Alexa (Amazon) rolled their own, likewise Siri and Cortana.

for weird pronunciations (AC/DC, Sade, 311) and natural language examples (CCR, The Boss, The King, The Stones) one needs specific rules hard-coded (AC/DC= ack slash Dee See) in to the AVR database. a lot of work went into this several years ago. additionally, there was a lot of time spent optimizing systems for non-native english speakers. it could always be better of course, and similar work would need to be done of other languages.

point is these problems are solvable, so i'm wondering what experiences one could enable.

pippin
2016-06-01, 07:02
One has to understand that there are _two_ aspects to voice recognition:

One is understanding the speech, so to determine what people actually said. That's what Nuance does and what they are pretty good at (even Siri and Google are said to use their system).

The other is the AI to determine what the user wants to tell the system, which is all about semantics and that's what Siri, Google at al are working on.

The speech recognition itself is pretty much solved, I've seen impressive systems (e.g. from Nuance but also Dragon etc.) almost 20 years ago. The problem for actual voice interaction, though, has always been to determine what the user wants...
A sub-problem of this is to detect which language a phrase or even sub-phrase is spoken in.
Here I'm underwhelmed of some systems, especially Siri. I usually use my phone in English which solves the "Music" problem a good part (except for German music, of course) but it means I can no longer navigate in Germany because for the life of me I can't figure what Siri thinks how "Hackescher Markt" should be pronounced in English :) And that would actually be such an easy problem because hey, Siri knows where I am so she should be aware street names are German in Berlin...

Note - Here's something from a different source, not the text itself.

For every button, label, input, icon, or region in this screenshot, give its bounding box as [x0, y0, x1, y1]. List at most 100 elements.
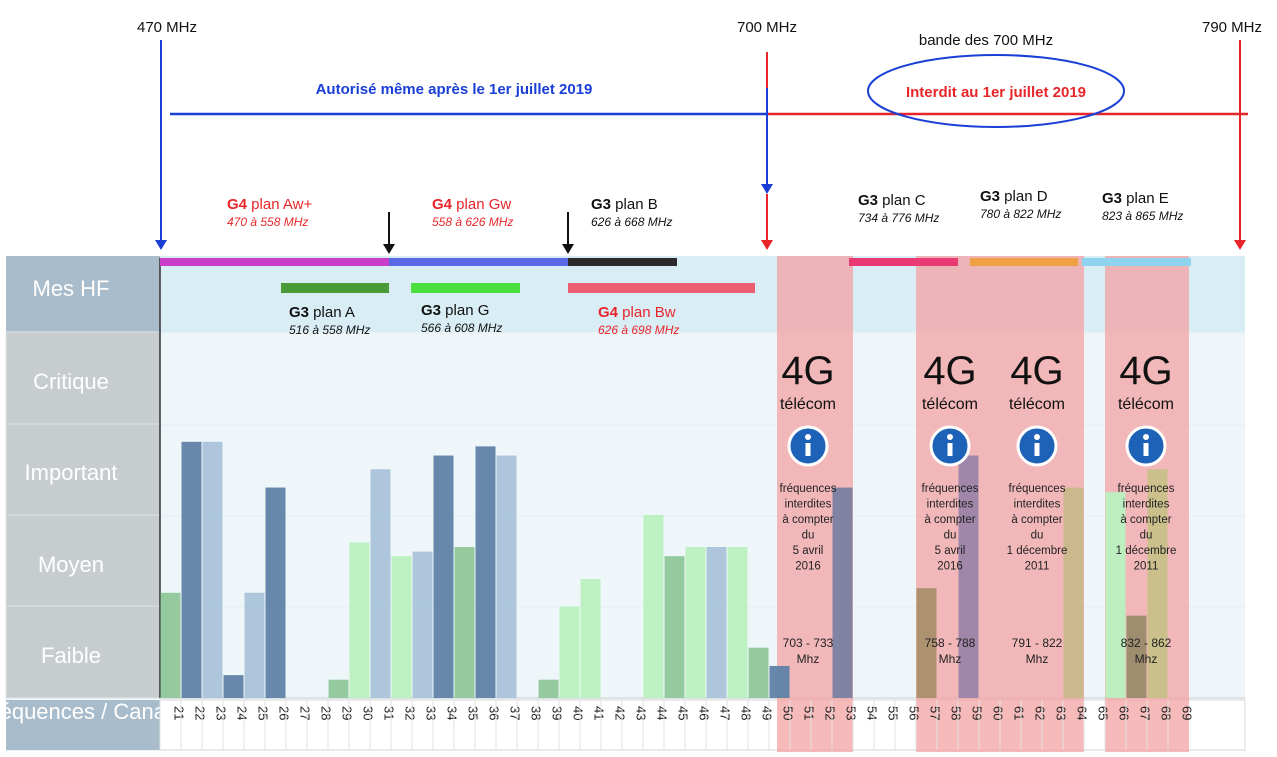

How good a solution VR is pretty much depends on the expectations. I know people who like it a lot and who are willing to learn hacks to use it:



for weird pronunciations (AC/DC, Sade, 311) and natural language examples (CCR, The Boss, The King, The Stones) one needs specific rules hard-coded (AC/DC= ack slash Dee See) in to the AVR database. a lot of work went into this several years ago. additionally, there was a lot of time spent optimizing systems for non-native english speakers. it could always be better of course, and similar work would need to be done of other languages.

point is these problems are solvable, so i'm wondering what experiences one could enable.

That's the point: some people think VW will understand them like they _mean_ things (not even other people will always understand what you _say_). They are usually quickly disappointed.
Then there are people (like me) who find it deeply awkward to talk to their hardware aloud in the presence of other people (and I find it disturbing if others do it) which significantly limits the usefulness if you are not home alone.
And then there are people who love to have a complete hands-off interaction and are willing to learn to use the system (and learn what kind of pronunciation it expects), for them this can already work really well even today.

I think voice interaction will always stay an interaction model that only works for part of the population but I'm pretty sure it can work pretty well for those who like it.

mherger
2016-06-01, 07:24
> The speech recognition itself is pretty much solved, I've seen
> impressive systems (e.g. from Nuance but also Dragon etc.)

hehe... Dragon, now a Nuance product :-)

http://www.nuance.de/dragon/index.htm

--

Michael

cliveb
2016-06-01, 07:36
... I keep my eyes on the road and my hands upon the wheel, ...
Presumably while listening to "Seven Little Girls Sitting in the Back Seat"?
(Sorry, couldn't resist)

netchord
2016-06-01, 17:25
I think voice interaction will always stay an interaction model that only works for part of the population but I'm pretty sure it can work pretty well for those who like it.

and if you were one of that part of the population, what would you like to do with it?

pippin
2016-06-01, 17:50
Didn't I say that close to the top of this thread?